José Marcos Mavungo: Sim, há um esforço propagandístico da imprensa estatal, dos homens do regime que negam a existência do conflito em Cabinda. Na sequência do Memorando de Entendimento, o Governo adotou a estratégia de fingir não haver guerra em Cabinda, para não desacreditar o acordo assinado com Bento Bembe a 1 de agosto de 2016. Entretanto, a inquietação é tão grande em Cabinda, quando se sabe que os combates fazem rasura no interior, ao mesmo tempo que cidadãos indefessos são vítimas de horrores e perversões comportamentais de elementos das Forças Armadas Angolanas (FAA) e da Polícia Nacional (PN). Portanto, a negação do conflito em Cabinda é uma “hipocrisia sarcástica”, uma tentativa de se fingir de inocente, de se esconder perante os seus próprios atos de imoralidade.
Hoje, temos em Cabinda uma política fascizante e militarista, apostada a acabar com o conflito ainda reinante neste território pela repressão e via armada. Trata-se de uma política confusa e de vistas curtas, contribuindo assim para atiçar a guerra, que tem destruído Cabinda. O atual Estado de Sítio vivido pela população de Cabinda, a desorganização ocasionada por esta situação impede o funcionamento normal das instituições da governação e da administração da Justiça e a distribuição justa dos recursos naturais. Contra factos não há argumentos, diz o ditado. Diante da atual situação vigente em Cabinda, a SC acha que o Governo não pode continuar a tapar o sol com a peneira. “Opus justitiae pax” – “A paz é obra de justiça” (Is 32, 17). Urge, pois, uma vontade política séria para se resolver a Questão de Cabinda, isto é, fazer Justiça ao povo de Cabinda.

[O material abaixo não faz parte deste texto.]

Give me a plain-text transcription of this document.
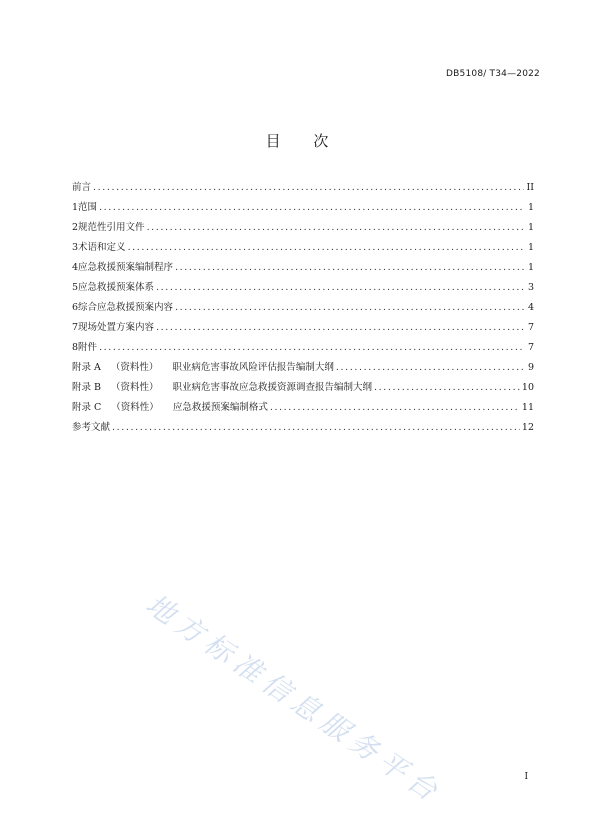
DB5108/ T34—2022
目 次
前言 .....	II
1 范围 .....	1
2 规范性引用文件 .....	1
3 术语和定义 .....	1
4 应急救援预案编制程序 .....	1
5 应急救援预案体系 .....	3
6 综合应急救援预案内容 .....	4
7 现场处置方案内容 .....	7
8 附件 .....	7
附录 A	（资料性）	职业病危害事故风险评估报告编制大纲 .....	9
附录 B	（资料性）	职业病危害事故应急救援资源调查报告编制大纲 .....	10
附录 C	（资料性）	应急救援预案编制格式 .....	11
参考文献 .....	12
地方标准信息服务平台	I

Quais são as propostas da Sociedade Civil para a solução da “questão” de Cabinda?
Antes de mais nada devo sublinhar de que questão de Cabinda é a resultante do desastre da descolonização Portuguesa, que se traduz no atual longo conflito, deixando os habitantes de Cabinda em sofrimento e angústia, sem Dignidade e sem qualquer estatuto ontológico-jurídico que os defenda. Mas, o povo de Cabinda é o seu próprio destino, é projeto irremediável de uma certa existência no contexto das nações, no qual todos os povos estão convidados a participar no grande encontro de dar e de receber.
Ora, o poder e a resolução de conflitos já não estão no cano das armas, mas sim no diálogo, que, de resto, deve ser inclusiva. Assim sendo, a SCC pensa ser necessário corrigir a falsa normalidade dos Acordos de alvor, que no seu art° 3 estabelece Cabinda ser parte integrante e inalienável do território angolano. Nesta perspetiva, a Questão de Cabinda deve deixar de ser um tabu para Angola, mas sim levantar um debate franco e aberto em torno das suas raízes. Além disso, é urgente que as forças políticas se encontram e façam prova de maturidade e de Amor à Justiça e Dignidade para o povo de Cabinda. E a participação da SCC neste processo é uma necessidade imperiosa.
O diálogo sobre Cabinda supõe a escuta das aspirações legítimas do povo de Cabinda, o respeito do seu Estatuto Ontológico-jurídico, a fidelidade aos engajamentos e aos valores humanos da Declaração Universal dos Direitos Humanos e dos Povos. Nesta perspetiva, as partes devem partir dos problemas subjacentes à gestão da especificidade de Cabinda como povo, dos desafios enfrentados por Angola neste momento, e ir ao encontro da Justiça e da Dignidade para os Cabindas.
Que balanço e resultados práticos pode realçar do dito Memorando de Entendimento assinado por António Bento Bembe?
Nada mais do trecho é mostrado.